Zehntausende Oppositionsanhänger demonstrieren erneut in Minsk gegen Lukaschenko
Trotz massiver Drohgebärden von Staatschef Alexander Lukaschenko haben am Sonntag erneut etwa 100.000 Menschen in Belarus gegen den autoritär regierenden Präsidenten demonstriert.
Das Wichtigste in Kürze
- Staatschef von Belarus zeigt sich mit Kalaschnikow und droht Demonstranten.

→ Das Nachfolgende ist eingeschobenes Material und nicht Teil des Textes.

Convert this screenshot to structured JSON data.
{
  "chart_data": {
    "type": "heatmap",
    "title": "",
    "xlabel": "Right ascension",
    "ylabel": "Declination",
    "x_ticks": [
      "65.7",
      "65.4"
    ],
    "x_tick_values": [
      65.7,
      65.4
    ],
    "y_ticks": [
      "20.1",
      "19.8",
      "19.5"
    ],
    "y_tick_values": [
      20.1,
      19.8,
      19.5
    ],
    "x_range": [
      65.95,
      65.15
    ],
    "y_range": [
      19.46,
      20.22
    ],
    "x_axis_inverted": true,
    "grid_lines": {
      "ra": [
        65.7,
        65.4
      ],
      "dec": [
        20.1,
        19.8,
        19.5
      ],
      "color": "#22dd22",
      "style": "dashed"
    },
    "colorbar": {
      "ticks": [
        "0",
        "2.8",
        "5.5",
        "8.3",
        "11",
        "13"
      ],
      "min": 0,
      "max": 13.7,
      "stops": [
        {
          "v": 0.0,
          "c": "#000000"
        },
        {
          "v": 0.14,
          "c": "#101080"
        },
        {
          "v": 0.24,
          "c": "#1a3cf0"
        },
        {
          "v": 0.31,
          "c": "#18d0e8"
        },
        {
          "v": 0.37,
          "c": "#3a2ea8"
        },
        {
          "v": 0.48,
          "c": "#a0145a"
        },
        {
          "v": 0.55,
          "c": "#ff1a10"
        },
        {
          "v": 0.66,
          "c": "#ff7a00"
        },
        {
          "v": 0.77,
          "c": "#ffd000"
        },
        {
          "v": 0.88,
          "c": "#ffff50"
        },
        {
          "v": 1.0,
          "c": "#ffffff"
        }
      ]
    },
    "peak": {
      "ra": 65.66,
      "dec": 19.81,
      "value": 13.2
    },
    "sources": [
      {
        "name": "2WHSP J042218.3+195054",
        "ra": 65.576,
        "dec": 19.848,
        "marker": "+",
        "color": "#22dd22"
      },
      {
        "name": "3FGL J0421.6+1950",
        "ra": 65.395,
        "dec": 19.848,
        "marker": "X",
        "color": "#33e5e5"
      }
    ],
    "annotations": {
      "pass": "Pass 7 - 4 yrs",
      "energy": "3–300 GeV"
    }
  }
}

Anhänger der Opposition kamen in der Hauptstadt Minsk zu dem Massenprotest gegen Lukaschenko und die umstrittene Präsidentschaftswahl von vor zwei Wochen zusammen. Lukaschenko, der sich mit einer Kalaschnikow in der Hand in Minsk zeigte, hatte zuvor vor «illegalen Demonstrationen» warnen lassen und die Armee in Alarmzustand versetzt. Als Zeichen der Solidarität mit der Opposition bildeten Zehntausende Menschen in den baltischen Ländern Menschenketten.
Viele der Demonstranten im Zentrum von Minsk schwenkten die rot-weisse Fahne der Opposition. Immer wieder forderten sie AFP-Korrespondenten zufolge in Sprechchören «Freiheit», den Rücktritt des seit 26 Jahren mit harter Hand regierenden Staatschefs und Neuwahlen.

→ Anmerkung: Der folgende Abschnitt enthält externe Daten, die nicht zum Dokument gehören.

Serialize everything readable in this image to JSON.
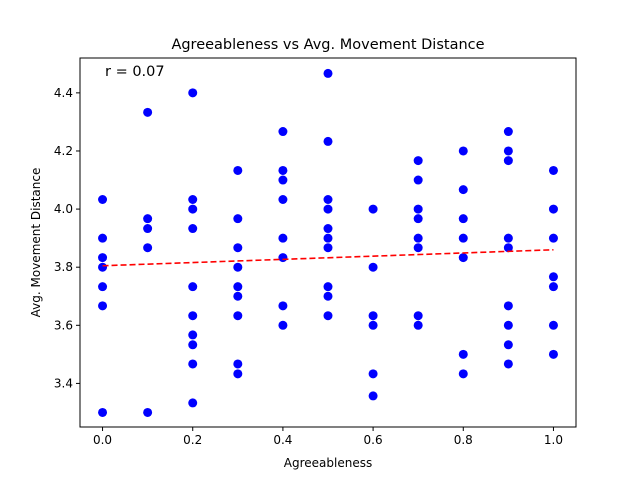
{
  "chart_data": {
    "type": "scatter",
    "title": "Agreeableness vs Avg. Movement Distance",
    "xlabel": "Agreeableness",
    "ylabel": "Avg. Movement Distance",
    "annotation": "r = 0.07",
    "xlim": [
      -0.05,
      1.05
    ],
    "ylim": [
      3.25,
      4.52
    ],
    "xticks": [
      0.0,
      0.2,
      0.4,
      0.6,
      0.8,
      1.0
    ],
    "xtick_labels": [
      "0.0",
      "0.2",
      "0.4",
      "0.6",
      "0.8",
      "1.0"
    ],
    "yticks": [
      3.4,
      3.6,
      3.8,
      4.0,
      4.2,
      4.4
    ],
    "ytick_labels": [
      "3.4",
      "3.6",
      "3.8",
      "4.0",
      "4.2",
      "4.4"
    ],
    "grid": false,
    "point_color": "#0000ff",
    "trend_color": "#ff0000",
    "trend_line": {
      "style": "dashed",
      "x": [
        0.0,
        1.0
      ],
      "y": [
        3.805,
        3.86
      ]
    },
    "points": [
      {
        "x": 0.0,
        "y": 4.033
      },
      {
        "x": 0.0,
        "y": 3.9
      },
      {
        "x": 0.0,
        "y": 3.833
      },
      {
        "x": 0.0,
        "y": 3.8
      },
      {
        "x": 0.0,
        "y": 3.733
      },
      {
        "x": 0.0,
        "y": 3.667
      },
      {
        "x": 0.0,
        "y": 3.3
      },
      {
        "x": 0.1,
        "y": 4.333
      },
      {
        "x": 0.1,
        "y": 3.967
      },
      {
        "x": 0.1,
        "y": 3.933
      },
      {
        "x": 0.1,
        "y": 3.867
      },
      {
        "x": 0.1,
        "y": 3.3
      },
      {
        "x": 0.2,
        "y": 4.4
      },
      {
        "x": 0.2,
        "y": 4.033
      },
      {
        "x": 0.2,
        "y": 4.0
      },
      {
        "x": 0.2,
        "y": 3.933
      },
      {
        "x": 0.2,
        "y": 3.733
      },
      {
        "x": 0.2,
        "y": 3.633
      },
      {
        "x": 0.2,
        "y": 3.567
      },
      {
        "x": 0.2,
        "y": 3.533
      },
      {
        "x": 0.2,
        "y": 3.467
      },
      {
        "x": 0.2,
        "y": 3.333
      },
      {
        "x": 0.3,
        "y": 4.133
      },
      {
        "x": 0.3,
        "y": 3.967
      },
      {
        "x": 0.3,
        "y": 3.867
      },
      {
        "x": 0.3,
        "y": 3.8
      },
      {
        "x": 0.3,
        "y": 3.733
      },
      {
        "x": 0.3,
        "y": 3.7
      },
      {
        "x": 0.3,
        "y": 3.633
      },
      {
        "x": 0.3,
        "y": 3.467
      },
      {
        "x": 0.3,
        "y": 3.433
      },
      {
        "x": 0.4,
        "y": 4.267
      },
      {
        "x": 0.4,
        "y": 4.133
      },
      {
        "x": 0.4,
        "y": 4.1
      },
      {
        "x": 0.4,
        "y": 4.033
      },
      {
        "x": 0.4,
        "y": 3.9
      },
      {
        "x": 0.4,
        "y": 3.833
      },
      {
        "x": 0.4,
        "y": 3.667
      },
      {
        "x": 0.4,
        "y": 3.6
      },
      {
        "x": 0.5,
        "y": 4.467
      },
      {
        "x": 0.5,
        "y": 4.233
      },
      {
        "x": 0.5,
        "y": 4.033
      },
      {
        "x": 0.5,
        "y": 4.0
      },
      {
        "x": 0.5,
        "y": 3.933
      },
      {
        "x": 0.5,
        "y": 3.9
      },
      {
        "x": 0.5,
        "y": 3.867
      },
      {
        "x": 0.5,
        "y": 3.733
      },
      {
        "x": 0.5,
        "y": 3.7
      },
      {
        "x": 0.5,
        "y": 3.633
      },
      {
        "x": 0.6,
        "y": 4.0
      },
      {
        "x": 0.6,
        "y": 3.8
      },
      {
        "x": 0.6,
        "y": 3.633
      },
      {
        "x": 0.6,
        "y": 3.6
      },
      {
        "x": 0.6,
        "y": 3.433
      },
      {
        "x": 0.6,
        "y": 3.357
      },
      {
        "x": 0.7,
        "y": 4.167
      },
      {
        "x": 0.7,
        "y": 4.1
      },
      {
        "x": 0.7,
        "y": 4.0
      },
      {
        "x": 0.7,
        "y": 3.967
      },
      {
        "x": 0.7,
        "y": 3.9
      },
      {
        "x": 0.7,
        "y": 3.867
      },
      {
        "x": 0.7,
        "y": 3.633
      },
      {
        "x": 0.7,
        "y": 3.6
      },
      {
        "x": 0.8,
        "y": 4.2
      },
      {
        "x": 0.8,
        "y": 4.067
      },
      {
        "x": 0.8,
        "y": 3.967
      },
      {
        "x": 0.8,
        "y": 3.9
      },
      {
        "x": 0.8,
        "y": 3.833
      },
      {
        "x": 0.8,
        "y": 3.5
      },
      {
        "x": 0.8,
        "y": 3.433
      },
      {
        "x": 0.9,
        "y": 4.267
      },
      {
        "x": 0.9,
        "y": 4.2
      },
      {
        "x": 0.9,
        "y": 4.167
      },
      {
        "x": 0.9,
        "y": 3.9
      },
      {
        "x": 0.9,
        "y": 3.867
      },
      {
        "x": 0.9,
        "y": 3.667
      },
      {
        "x": 0.9,
        "y": 3.6
      },
      {
        "x": 0.9,
        "y": 3.533
      },
      {
        "x": 0.9,
        "y": 3.467
      },
      {
        "x": 1.0,
        "y": 4.133
      },
      {
        "x": 1.0,
        "y": 4.0
      },
      {
        "x": 1.0,
        "y": 3.9
      },
      {
        "x": 1.0,
        "y": 3.767
      },
      {
        "x": 1.0,
        "y": 3.733
      },
      {
        "x": 1.0,
        "y": 3.6
      },
      {
        "x": 1.0,
        "y": 3.5
      }
    ]
  }
}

Die Zahl der Demonstranten war AFP-Korrespondenten zufolge etwa genauso hoch wie bei den Massenprotesten vor einer Woche und lag damit bei rund 100.000 Menschen. Die Demonstration am Nachmittag verlief friedlich, am Abend ging der Protest ohne grössere Zwischenfälle zu Ende.

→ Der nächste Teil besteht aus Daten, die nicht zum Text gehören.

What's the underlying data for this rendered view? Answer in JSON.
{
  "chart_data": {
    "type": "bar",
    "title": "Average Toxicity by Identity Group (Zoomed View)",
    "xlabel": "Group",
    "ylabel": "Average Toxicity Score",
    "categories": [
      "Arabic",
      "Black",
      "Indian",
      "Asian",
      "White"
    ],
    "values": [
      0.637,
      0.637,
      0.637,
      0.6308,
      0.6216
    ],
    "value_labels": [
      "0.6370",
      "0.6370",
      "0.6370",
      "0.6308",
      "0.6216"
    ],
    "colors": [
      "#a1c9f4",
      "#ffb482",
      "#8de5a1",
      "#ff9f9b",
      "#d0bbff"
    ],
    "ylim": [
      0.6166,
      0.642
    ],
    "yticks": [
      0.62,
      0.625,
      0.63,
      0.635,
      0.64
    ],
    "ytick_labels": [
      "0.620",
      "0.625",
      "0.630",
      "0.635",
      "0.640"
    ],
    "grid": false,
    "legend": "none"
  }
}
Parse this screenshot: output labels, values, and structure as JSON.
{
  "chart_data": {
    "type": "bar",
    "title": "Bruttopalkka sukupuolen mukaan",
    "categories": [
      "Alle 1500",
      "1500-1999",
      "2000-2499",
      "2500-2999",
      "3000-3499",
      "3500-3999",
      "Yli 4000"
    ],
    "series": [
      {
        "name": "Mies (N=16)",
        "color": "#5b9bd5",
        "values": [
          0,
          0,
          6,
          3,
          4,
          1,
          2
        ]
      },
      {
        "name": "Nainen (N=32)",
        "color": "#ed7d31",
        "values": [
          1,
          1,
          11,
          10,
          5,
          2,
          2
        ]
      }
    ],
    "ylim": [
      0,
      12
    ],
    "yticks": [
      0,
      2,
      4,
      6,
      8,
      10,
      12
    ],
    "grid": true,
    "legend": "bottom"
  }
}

Zuvor hatten die Behörden alle Staatsbürger vor der Teilnahme an «illegalen Demonstrationen» gewarnt. In Online-Medien wurden Videos veröffentlicht, die Polizisten in Kampfmontur und mit Wasserkanonen zeigten. Lukaschenko zeigte sich in einem von der Präsidentschaft veröffentlichten Video mit schusssicherer Weste und Kalaschnikow in der Hand, wie er mit einem Hubschrauber vor seiner Residenz in Minsk landete.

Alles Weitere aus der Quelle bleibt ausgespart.